Patients who come to Headwaters Health Care Centre for mammography exams can be confident that they are receiving the highest quality of care with the best technology currently available. Thanks to the support of generous donors in our community, Headwaters has been providing digital direct radiography (DR) mammography, more specifically Full Field Digital Mammography since 2008, when it first offered mammograms to wowen in the community.
Local patients with questions or concerns regarding their mammograms are encouraged to contact Headwaters Diagnostic Imaging Department directly at 519-941-2702 x.2211. For further information about Cancer Care Ontario's research study on mammography, please visit their website at

A doctor's referral is required. To book an appointment call 519-941-2702 ext. 2211. Monday-Friday 8 am - 4 pm. Do NOT wear any deodorant or talcum powder on the day of your examination.

Procedure description

A mammogram is a diagnostic procedure that can detect abnormalities in the breast. A digital mammogram stores the images, electronically, on a computer, allowing the recorded data to be enhanced, magnified, or manipulated for further evaluation. It is especially useful for providing more diagnostic information on patients with dense breast tissue.
Digital mammograms take as little as half the time of traditional exams and use a lower dose of radiation. Increased image clarity decreases the likelihood a woman will be called back for another exam, which reduces anxiety.

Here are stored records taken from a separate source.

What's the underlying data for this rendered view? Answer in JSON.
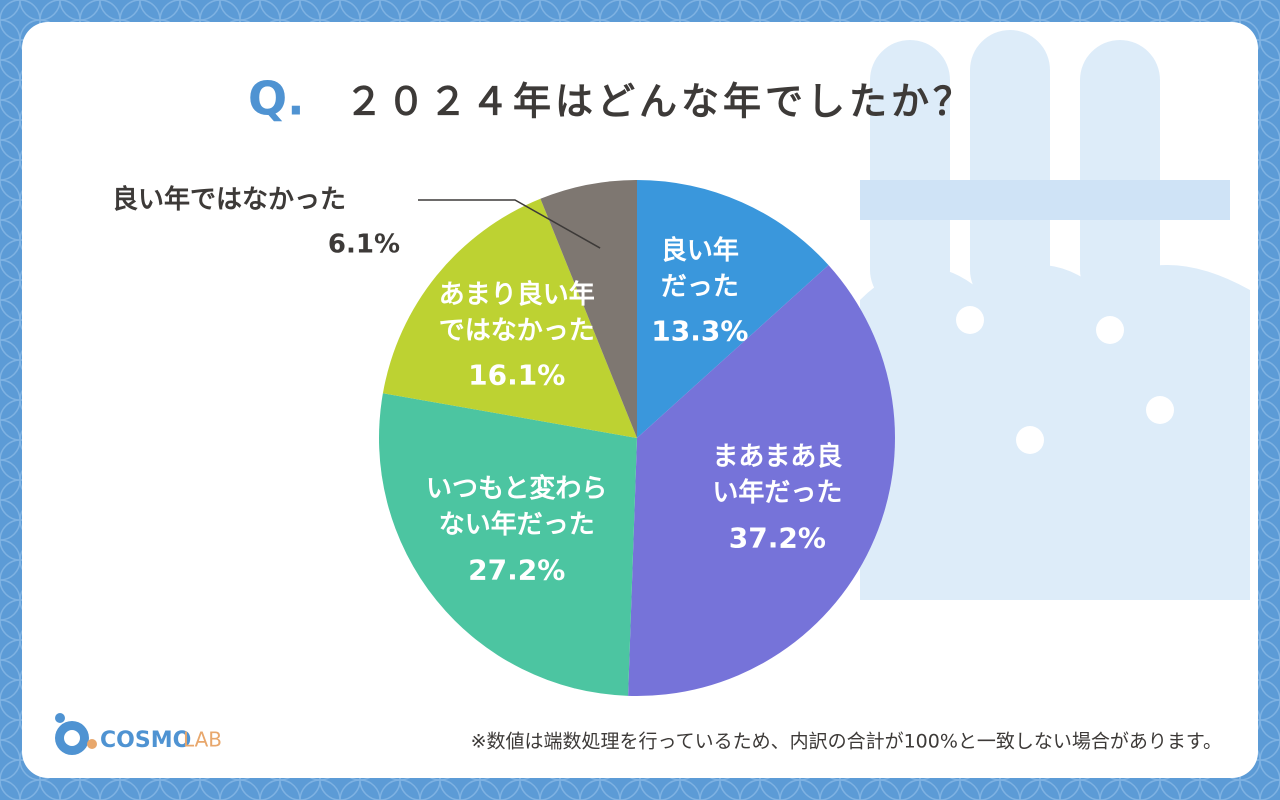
{
  "chart_data": {
    "type": "pie",
    "title_prefix": "Q.",
    "title": "２０２４年はどんな年でしたか？",
    "categories": [
      "良い年だった",
      "まあまあ良い年だった",
      "いつもと変わらない年だった",
      "あまり良い年ではなかった",
      "良い年ではなかった"
    ],
    "values": [
      13.3,
      37.2,
      27.2,
      16.1,
      6.1
    ],
    "value_labels": [
      "13.3%",
      "37.2%",
      "27.2%",
      "16.1%",
      "6.1%"
    ],
    "colors": [
      "#3a97dc",
      "#7673d9",
      "#4cc5a1",
      "#bdd232",
      "#7e7771"
    ],
    "note": "※数値は端数処理を行っているため、内訳の合計が100%と一致しない場合があります。"
  },
  "logo": {
    "text": "COSMO",
    "suffix": "LAB"
  }
}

For this procedure, the individual will be asked to put on an appropriate gown. The technologist will explain how the procedure is done, review the individual's brief medical history, and answer any questions. The individual will be asked to stand in front of the mammography machine. The technologist will need to compress each breast for a few seconds while the digital image is being taken. This should not be painful, although it will be uncomfortable. Compression is extremely important as it provides a much clearer picture of the breast by separating the tissue. The compression does not damage the breast and produces no long-term discomfort. On occasion, mild bruising may occur.

Individuals at risk (women with a positive family history or dense breasts) are advised to carry out regular, careful monthly breast self-examinations and also to visit their doctor routinely for a complete clinical examination.